The findings highlight that after an average of 43 days of halo traction, there was a marked improvement in the major coronal curve, TK, and spinal length. However, 85% of the total Cobb angle correction and 84% of the increase in spinal length between T1 and L5 were achieved within the first three weeks of traction. The rapid and substantial correction within this period suggests that further prolongation of halo traction beyond three weeks may not yield significant additional benefits. This supports the conclusion that three weeks is the optimal duration for halo traction, balancing efficacy with patient comfort and safety.
Moreover, the absence of neurological complications in this study aligns with existing literature that advocates for the safety of halo traction when applied with gradual increments of force, reaching up to 50% of the patient’s body weight. The only complication reported-a pin tract infection-was managed effectively with oral antibiotics, reinforcing the relatively low morbidity associated with the procedure when performed under appropriate clinical protocols. This study underscores the utility of halo traction in reducing surgical complexity by pre-operatively decreasing the severity of the spinal deformity. By improving both coronal and sagittal plane alignment, halo traction enhances the overall flexibility of the spine, potentially reducing the extent of surgical dissection and instrumentation required for definitive correction. These improvements in spinal alignment contribute to more favorable postoperative outcomes and a lower likelihood of complications.
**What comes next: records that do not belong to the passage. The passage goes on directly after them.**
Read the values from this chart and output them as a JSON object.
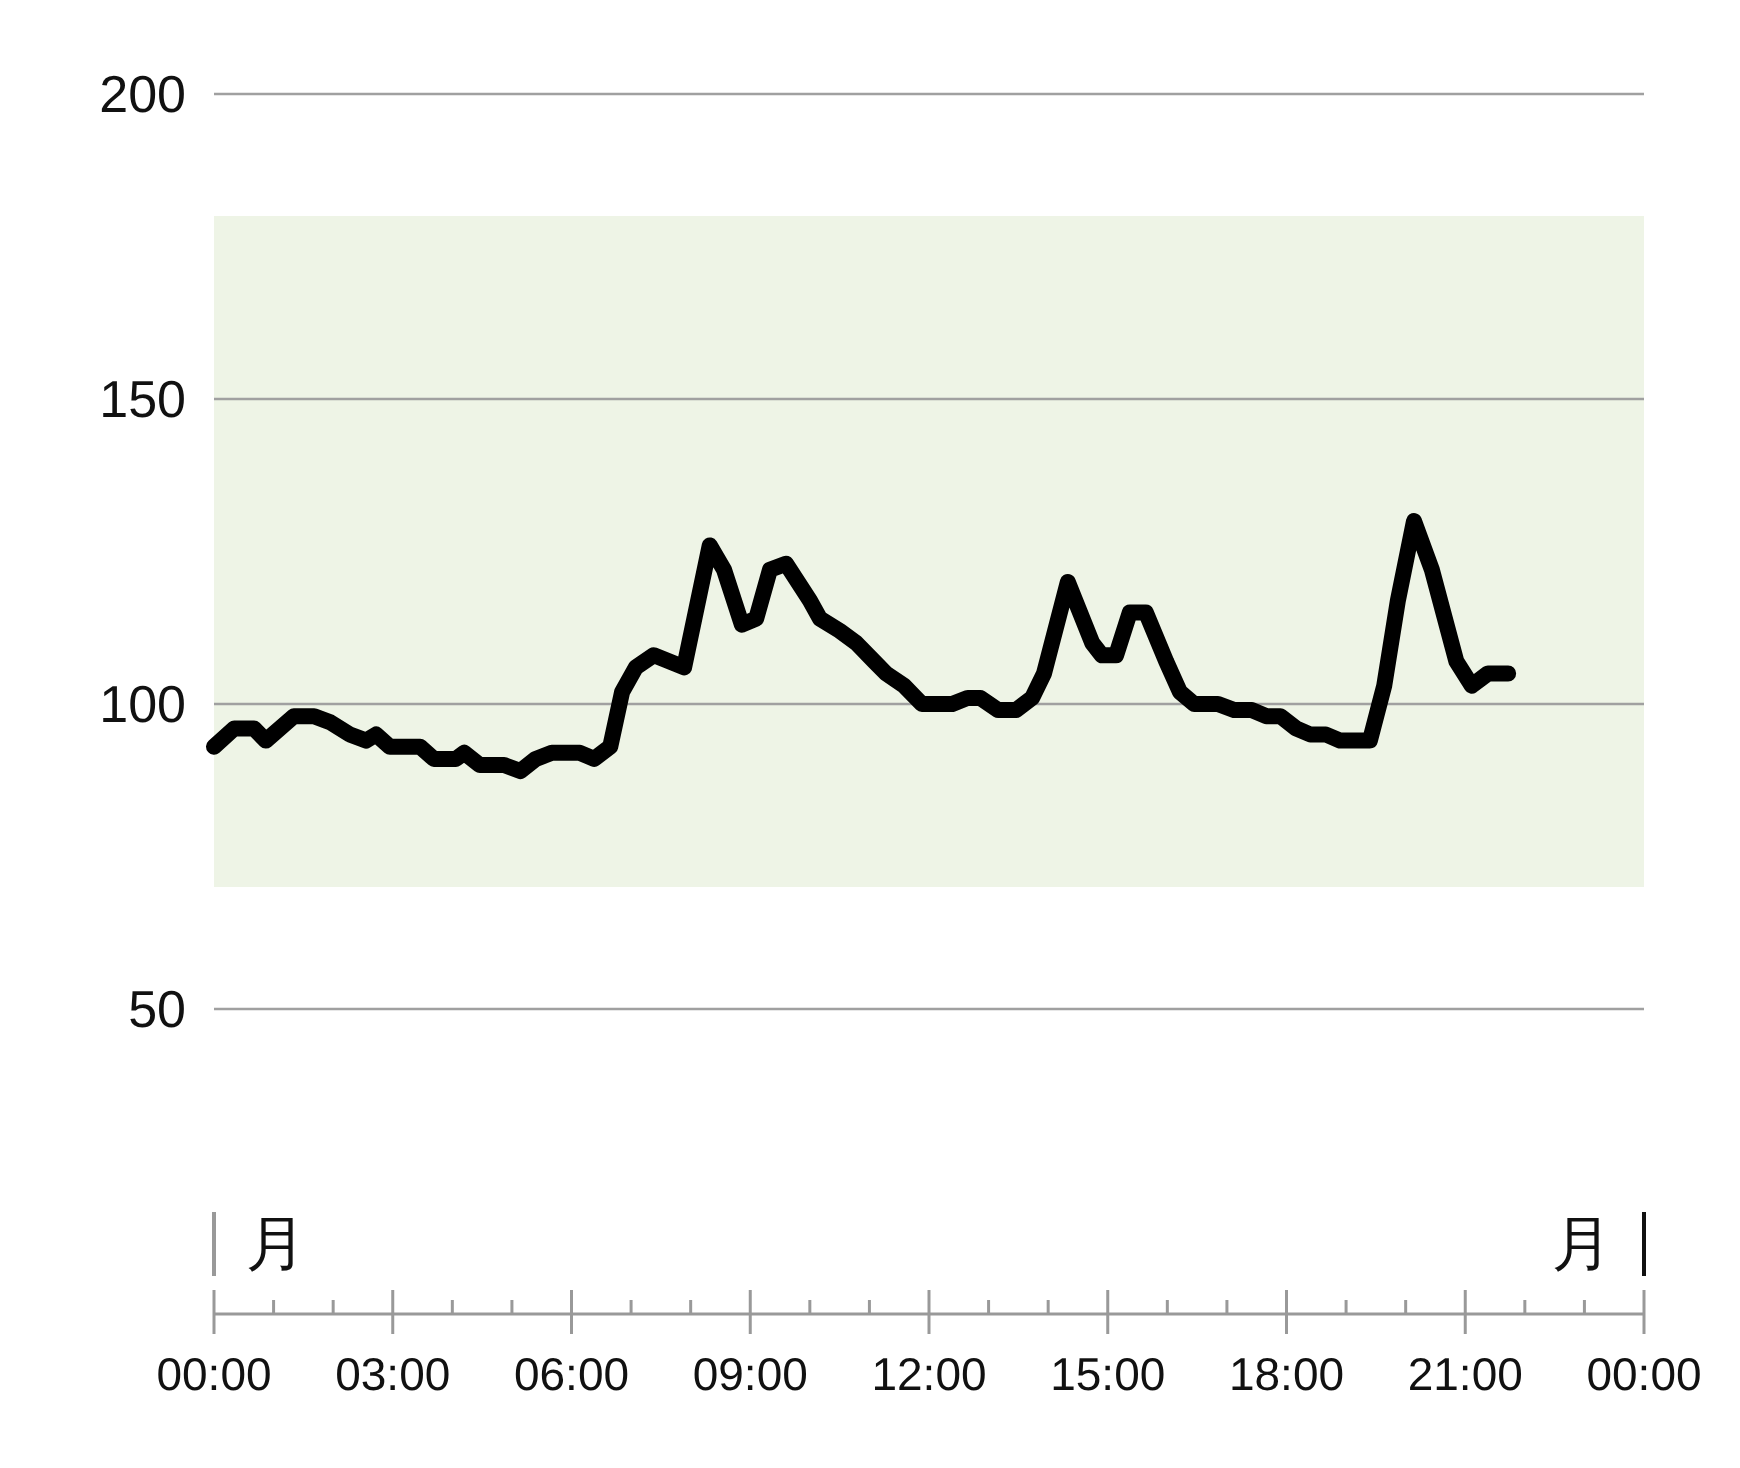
{
  "chart_data": {
    "type": "line",
    "color": "#000000",
    "x": [
      0,
      0.34,
      0.67,
      0.87,
      1.34,
      1.68,
      1.95,
      2.28,
      2.55,
      2.72,
      2.95,
      3.46,
      3.69,
      4.06,
      4.2,
      4.46,
      4.87,
      5.14,
      5.4,
      5.67,
      6.14,
      6.38,
      6.65,
      6.85,
      7.08,
      7.38,
      7.89,
      8.32,
      8.56,
      8.86,
      9.1,
      9.33,
      9.6,
      10,
      10.17,
      10.5,
      10.78,
      11.08,
      11.28,
      11.58,
      11.88,
      12.39,
      12.65,
      12.86,
      13.16,
      13.46,
      13.73,
      13.93,
      14.33,
      14.74,
      14.9,
      15.14,
      15.37,
      15.64,
      15.98,
      16.21,
      16.45,
      16.85,
      17.12,
      17.42,
      17.66,
      17.9,
      18.16,
      18.4,
      18.66,
      18.9,
      19.4,
      19.64,
      19.87,
      20.14,
      20.44,
      20.85,
      21.11,
      21.38,
      21.72
    ],
    "values": [
      93,
      96,
      96,
      94,
      98,
      98,
      97,
      95,
      94,
      95,
      93,
      93,
      91,
      91,
      92,
      90,
      90,
      89,
      91,
      92,
      92,
      91,
      93,
      102,
      106,
      108,
      106,
      126,
      122,
      113,
      114,
      122,
      123,
      117,
      114,
      112,
      110,
      107,
      105,
      103,
      100,
      100,
      101,
      101,
      99,
      99,
      101,
      105,
      120,
      110,
      108,
      108,
      115,
      115,
      107,
      102,
      100,
      100,
      99,
      99,
      98,
      98,
      96,
      95,
      95,
      94,
      94,
      103,
      117,
      130,
      122,
      107,
      103,
      105,
      105
    ],
    "xlim": [
      0,
      24
    ],
    "xticks": [
      {
        "value": 0,
        "label": "00:00"
      },
      {
        "value": 1,
        "label": null
      },
      {
        "value": 2,
        "label": null
      },
      {
        "value": 3,
        "label": "03:00"
      },
      {
        "value": 4,
        "label": null
      },
      {
        "value": 5,
        "label": null
      },
      {
        "value": 6,
        "label": "06:00"
      },
      {
        "value": 7,
        "label": null
      },
      {
        "value": 8,
        "label": null
      },
      {
        "value": 9,
        "label": "09:00"
      },
      {
        "value": 10,
        "label": null
      },
      {
        "value": 11,
        "label": null
      },
      {
        "value": 12,
        "label": "12:00"
      },
      {
        "value": 13,
        "label": null
      },
      {
        "value": 14,
        "label": null
      },
      {
        "value": 15,
        "label": "15:00"
      },
      {
        "value": 16,
        "label": null
      },
      {
        "value": 17,
        "label": null
      },
      {
        "value": 18,
        "label": "18:00"
      },
      {
        "value": 19,
        "label": null
      },
      {
        "value": 20,
        "label": null
      },
      {
        "value": 21,
        "label": "21:00"
      },
      {
        "value": 22,
        "label": null
      },
      {
        "value": 23,
        "label": null
      },
      {
        "value": 24,
        "label": "00:00"
      }
    ],
    "ylim": [
      0,
      200
    ],
    "yticks": [
      50,
      100,
      150,
      200
    ],
    "grid": "y",
    "bands": [
      {
        "axis": "y",
        "from": 70,
        "to": 180,
        "color": "#eef4e6"
      }
    ],
    "annotations": [
      "月",
      "月"
    ]
  }
}
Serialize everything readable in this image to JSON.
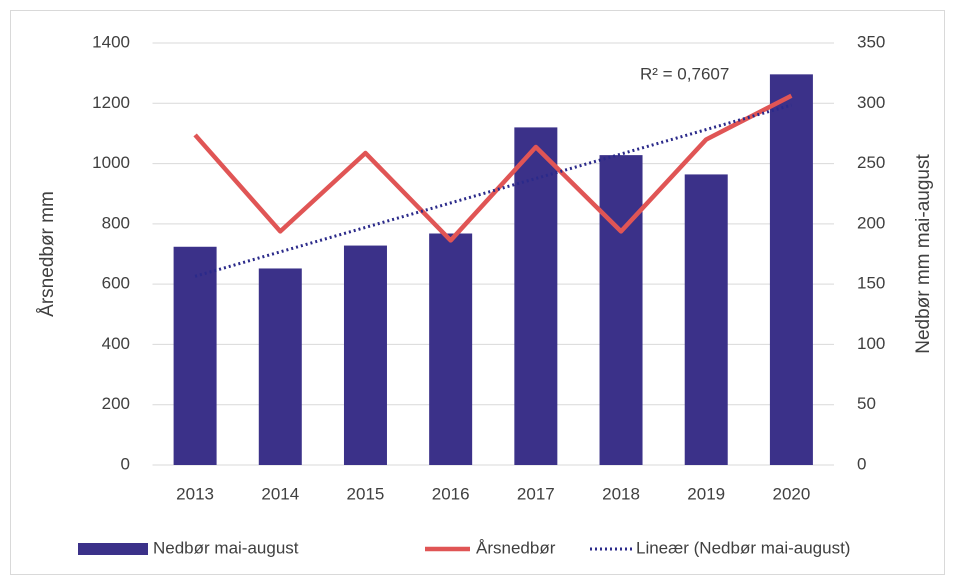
{
  "chart_data": {
    "type": "bar_line",
    "categories": [
      "2013",
      "2014",
      "2015",
      "2016",
      "2017",
      "2018",
      "2019",
      "2020"
    ],
    "ylabel": "Årsnedbør mm",
    "y2label": "Nedbør mm mai-august",
    "ylim": [
      0,
      1400
    ],
    "yticks": [
      0,
      200,
      400,
      600,
      800,
      1000,
      1200,
      1400
    ],
    "y2lim": [
      0,
      350
    ],
    "y2ticks": [
      0,
      50,
      100,
      150,
      200,
      250,
      300,
      350
    ],
    "series": [
      {
        "name": "Nedbør mai-august",
        "type": "bar",
        "axis": "y2",
        "color": "#3b3189",
        "values": [
          181,
          163,
          182,
          192,
          280,
          257,
          241,
          324
        ]
      },
      {
        "name": "Årsnedbør",
        "type": "line",
        "axis": "y",
        "color": "#e05555",
        "values": [
          1095,
          775,
          1035,
          745,
          1055,
          775,
          1080,
          1225
        ]
      }
    ],
    "trendline": {
      "name": "Lineær (Nedbør mai-august)",
      "of_series": 0,
      "color": "#2b2a8a",
      "annotation": "R² = 0,7607"
    }
  }
}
Considering the limitations of the study, the small number of patients included in the study seems to be a potential limitation. In addition, the patient population included different diagnoses and the heterogenity of the curve pattern and flexibility of curve was another limitation. Furthermore, there is no comparison with a control group to assess the efficacy of preoperative HGT.
CONCLUSION
In conclusion, halo traction is a valuable tool in terms of both coronal and sagittal plane deformities and also trunk length in the management of pediatric patients with severe, rigid scoliosis. The significant correction achieved within the first three weeks of traction suggests that this is an optimal timeframe for its use prior to surgical intervention. Future studies with larger cohorts and longer follow-up periods are recommended to further validate these findings and refine protocols for the application of halo traction in this patient population.